Recognizing this, the Jewish Agency is asking the Israeli government to shoulder a larger share of the financial burden of the immigrants’ transportation and initial absorption costs.

Last November, the Jewish Agency asked Diaspora communities to mount a three-year campaign to raise $600 million for the resettlement of Soviet Jews in Israel.

That amount was based on the Jewish Agency’s projected budget for immigration and absorption, which in turn had been formulated on expectations of 70,000 Soviet Jews entering Israel this year.

But those estimates were made last November. Now, at least 150,000 immigrants are expected to arrive during the next fiscal year.

“All of the numbers are outdated,” Norman Lipoff, chairman of the United Israel Appeal and the Jewish Agency Budget and Finance Committee, admitted Monday as he presented the agency’s projected budget for the next two fiscal years.

The discrepancy leaves a minimum of 80,000 Soviet Jewish olim financially unaccounted for in the Jewish Agency’s budget next year.

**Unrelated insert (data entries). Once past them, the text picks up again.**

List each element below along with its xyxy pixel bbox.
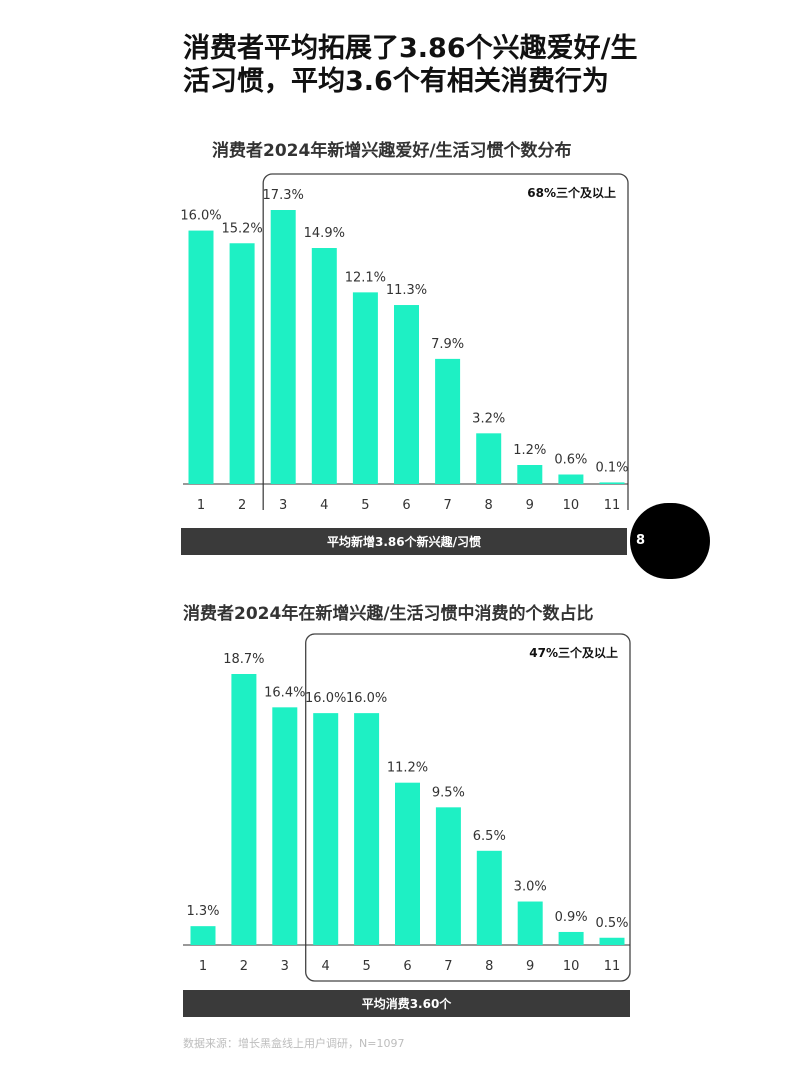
chart2-bar-2 xyxy=(231,674,257,945)
chart1-value-label-3: 17.3% xyxy=(263,188,304,203)
chart1-tick-4: 4 xyxy=(320,498,328,510)
chart2-title: 消费者2024年在新增兴趣/生活习惯中消费的个数占比 xyxy=(183,604,594,624)
chart1-value-label-5: 12.1% xyxy=(345,270,386,285)
chart1-summary: 平均新增3.86个新兴趣/习惯 xyxy=(181,528,627,555)
chart1-title: 消费者2024年新增兴趣爱好/生活习惯个数分布 xyxy=(212,141,572,161)
chart2-value-label-10: 0.9% xyxy=(555,910,588,925)
chart1-value-label-11: 0.1% xyxy=(595,460,628,475)
source-note: 数据来源：增长黑盒线上用户调研，N=1097 xyxy=(183,1037,405,1050)
chart1-tick-8: 8 xyxy=(485,498,493,510)
chart2: 47%三个及以上 1.3% 1 18.7% 2 16.4% 3 16.0% 4 16.0% 5 11.… xyxy=(183,633,631,982)
chart1-tick-2: 2 xyxy=(238,498,246,510)
chart1-value-label-7: 7.9% xyxy=(431,337,464,352)
chart1-tick-5: 5 xyxy=(361,498,369,510)
chart2-bar-11 xyxy=(599,937,625,945)
chart1-value-label-10: 0.6% xyxy=(554,452,587,467)
chart2-highlight-label: 47%三个及以上 xyxy=(529,645,618,660)
chart2-bar-6 xyxy=(395,782,420,945)
chart2-tick-4: 4 xyxy=(322,959,330,974)
chart2-tick-9: 9 xyxy=(526,959,534,974)
chart2-value-label-8: 6.5% xyxy=(473,829,506,844)
headline: 消费者平均拓展了3.86个兴趣爱好/生活习惯，平均3.6个有相关消费行为 xyxy=(183,33,638,97)
chart1-tick-3: 3 xyxy=(279,498,287,510)
chart2-tick-6: 6 xyxy=(403,959,411,974)
chart1-value-label-2: 15.2% xyxy=(221,221,262,236)
chart1-tick-1: 1 xyxy=(197,498,205,510)
chart2-value-label-2: 18.7% xyxy=(223,652,264,667)
chart1-value-label-9: 1.2% xyxy=(513,443,546,458)
chart1: 68%三个及以上 16.0% 1 15.2% 2 17.3% 3 14.9% 4 12.1% 5 11… xyxy=(180,173,629,510)
chart2-value-label-3: 16.4% xyxy=(264,685,305,700)
chart2-value-label-5: 16.0% xyxy=(346,691,387,706)
chart2-tick-1: 1 xyxy=(199,959,207,974)
chart1-value-label-6: 11.3% xyxy=(386,283,427,298)
chart1-bar-10 xyxy=(558,474,584,484)
chart1-tick-10: 10 xyxy=(563,498,580,510)
chart2-highlight-box xyxy=(305,633,631,982)
chart2-tick-5: 5 xyxy=(362,959,370,974)
chart2-bar-4 xyxy=(313,713,339,945)
chart1-bar-7 xyxy=(435,358,461,484)
chart2-value-label-7: 9.5% xyxy=(432,785,465,800)
chart2-bar-1 xyxy=(190,926,216,945)
chart2-value-label-11: 0.5% xyxy=(595,916,628,931)
chart2-tick-8: 8 xyxy=(485,959,493,974)
chart1-tick-7: 7 xyxy=(443,498,451,510)
page-number: 8 xyxy=(636,533,646,548)
chart1-highlight-box xyxy=(262,173,629,510)
chart1-bar-9 xyxy=(517,464,543,484)
chart1-tick-9: 9 xyxy=(526,498,534,510)
chart2-tick-10: 10 xyxy=(563,959,580,974)
chart1-highlight-label: 68%三个及以上 xyxy=(527,185,616,200)
chart1-tick-6: 6 xyxy=(402,498,410,510)
chart2-bar-8 xyxy=(476,850,502,945)
chart2-tick-2: 2 xyxy=(240,959,248,974)
chart2-tick-7: 7 xyxy=(444,959,452,974)
chart2-value-label-6: 11.2% xyxy=(387,761,428,776)
chart1-bar-2 xyxy=(229,243,255,484)
chart1-tick-11: 11 xyxy=(604,498,621,510)
chart2-bar-5 xyxy=(354,713,380,945)
chart1-bar-3 xyxy=(270,210,296,484)
chart2-bar-10 xyxy=(558,931,584,945)
chart1-value-label-1: 16.0% xyxy=(180,209,221,224)
chart2-bar-9 xyxy=(517,901,543,945)
chart1-value-label-4: 14.9% xyxy=(304,226,345,241)
chart2-bar-7 xyxy=(435,807,461,945)
chart2-tick-3: 3 xyxy=(281,959,289,974)
chart2-value-label-1: 1.3% xyxy=(186,904,219,919)
chart1-bar-4 xyxy=(311,248,337,484)
chart1-bar-1 xyxy=(188,230,214,484)
chart2-summary: 平均消费3.60个 xyxy=(183,990,630,1017)
chart1-value-label-8: 3.2% xyxy=(472,411,505,426)
chart1-bar-8 xyxy=(476,433,502,484)
chart2-tick-11: 11 xyxy=(604,959,621,974)
page-tab xyxy=(630,503,710,579)
chart2-value-label-4: 16.0% xyxy=(305,691,346,706)
chart1-bar-6 xyxy=(394,305,419,484)
chart2-bar-3 xyxy=(272,707,298,945)
chart1-bar-5 xyxy=(352,292,378,484)
chart2-value-label-9: 3.0% xyxy=(514,880,547,895)
chart1-bar-11 xyxy=(599,482,625,484)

$250 MILLION IN UNPLANNED COSTS

Resettlement of each Soviet immigrant costs $3,300. That leaves the agency with at least $250 million in unplanned costs this year alone.

Mendel Kaplan, chairman of the Jewish Agency Board of Governors, told the Jewish Telegraphic Agency that negotiations are now under way between the agency and the government to have the government bear a larger part of immigration costs.

Currently, the Jewish Agency is paying the full price of transporting Jews from the Soviet Union; supporting the operation of absorption centers; and paying 50 percent of the costs of direct absorption, a scenario in which new immigrants move directly into subsidized apartments, rather than absorption centers.

Kaplan said that asking the government for relief is part of a three-pronged strategy to cover the funding gap. The other two moves, he said, will be stepped-up fund raising around the world and trimming the Jewish Agency’s budget.

Neither will be easy.

In the United States, the United Jewish Appeal is reluctant to enlarge its $420 million Operation Exodus goal. After failing to reach its $75 million Passage to Freedom mark last year, UJA is hoping to retain an Operation Exodus target that will allow it to achieve success.

But the Jewish Agency has received “voluntary additional amounts” from other countries, said Kaplan. Canada has raised its Operation Exodus goal from $75 million to $100 million.

To aid the resettlement effort, the Jewish Agency committed itself to finding $200 million from other portions of its budget for absorption needs. But so far, it has only managed to cut $100 million from other areas.

Therefore, even before the larger emigration numbers were factored in, the agency was expected to rack up a deficit of $100 million by the 1991-1992 fiscal year.

Diaspora leaders who have been pushing for years to streamline the entire Jewish Agency-World Zionist Organization enterprise are using this financial crisis as ammunition to push their efforts forward.

A MOVE TO ELIMINATE WZO?

The agency’s Budget and Finance Committee resolved in February that, in view of the present fiscal situation, there should be immediate “unification of certain activities and other efficiencies within the administrative, personnel and finance units of both the WZO and the Jewish Agency.”

It also called for a “review of possible merger of departments or changes in their areas of activity.”

One initiative to help slim down the Jewish Agency is the creation of a Joint Authority for Jewish-Zionist Education. Its purpose will be to bring the Jewish education programs of the Jewish Agency and the WZO under one budgetary and administrative umbrella.

Negotiations between the two organizations have been delicate. Many in the American Jewish community have commented privately that the Joint Authority could be the first step toward eliminating the WZO as an autonomous organization, since the WZO derives most of its identity from its official role of coordinating worldwide Jewish education efforts.

But WZO leaders involved in crafting the plan insist that is not the case.

“I really think it’s supposed to unify, eliminate duplication of efforts, streamline all the efforts in education and the youth programs under the education umbrella,” said Bernice Tannenbaum, head of the WZO-America Section and a member of the WZO Executive. “It does not mean taking control of the WZO,” she stressed.